Run Configuration and Determinism
A valuation run is defined by its configuration; determinism follows from controlling every input.
Run configuration fixes the set of trades, market snapshot, model IDs, and pricer settings (tolerances, seeds, paths).
A unique run ID ties configuration, code version, and outputs into a single reproducible artefact.
Deterministic Monte Carlo requires explicit seeding, not hidden random number generators.
Re-running with the same configuration and artefacts should produce identical results up to numerical tolerances.
This panel compares two valuation runs, A and B, as configurations: a stack of inputs feeding a Monte Carlo estimate. Change the scenario to see when runs agree bit-for-bit, when they differ only by sampling noise, and when they differ because the configuration has changed.

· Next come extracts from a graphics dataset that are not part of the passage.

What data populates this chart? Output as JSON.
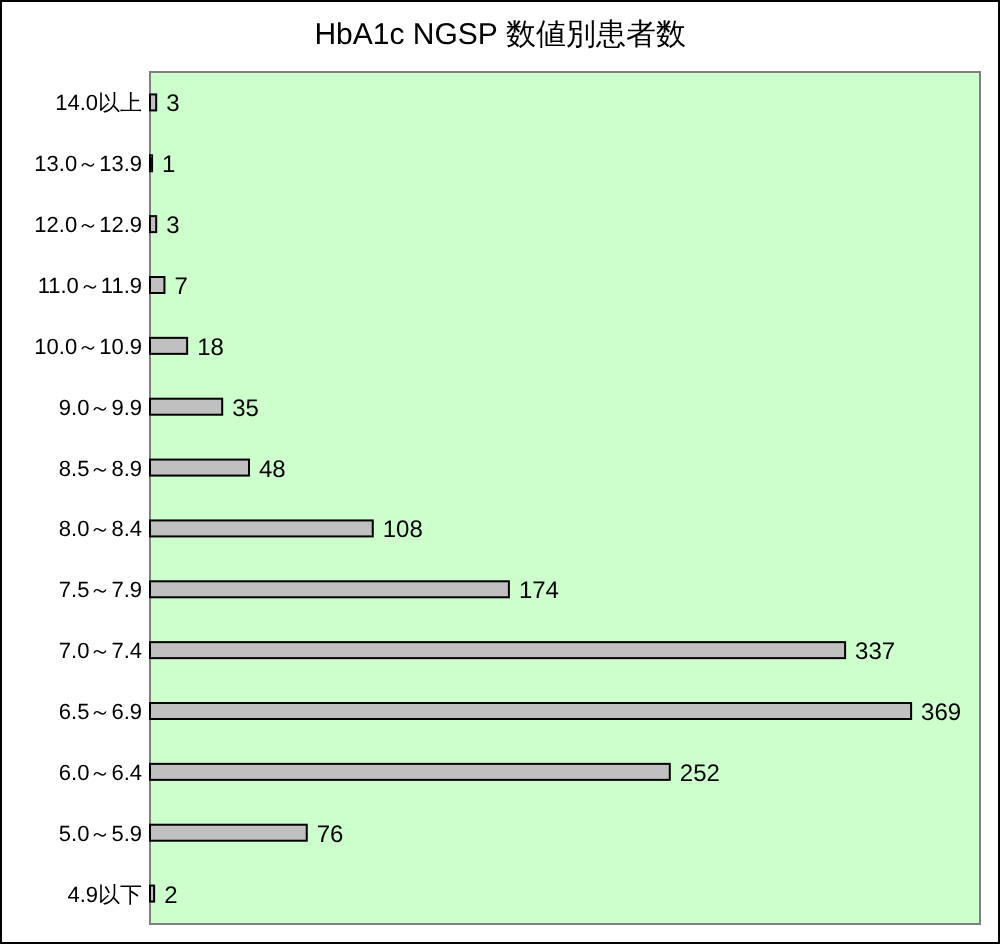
{
  "chart_data": {
    "type": "bar",
    "orientation": "horizontal",
    "title": "HbA1c NGSP 数値別患者数",
    "categories": [
      "14.0以上",
      "13.0～13.9",
      "12.0～12.9",
      "11.0～11.9",
      "10.0～10.9",
      "9.0～9.9",
      "8.5～8.9",
      "8.0～8.4",
      "7.5～7.9",
      "7.0～7.4",
      "6.5～6.9",
      "6.0～6.4",
      "5.0～5.9",
      "4.9以下"
    ],
    "values": [
      3,
      1,
      3,
      7,
      18,
      35,
      48,
      108,
      174,
      337,
      369,
      252,
      76,
      2
    ],
    "color": "#c0c0c0",
    "data_labels": true
  }
}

When all configuration fields match (including the seed), Monte Carlo is bitwise deterministic: reruns are identical up to floating-point quirks. If only the seed changes, price differences stay on the scale of a few standard errors and shrink as you increase the number of paths.
Changing snapshot/model or tolerances creates structuraldifferences in the configuration. Those are the differences that should survive into a run ID and into audit trails. The practitioner’s rule: do not blame “Monte Carlo noise” for differences that actually come from changed configuration; control seeds and log everything you vary.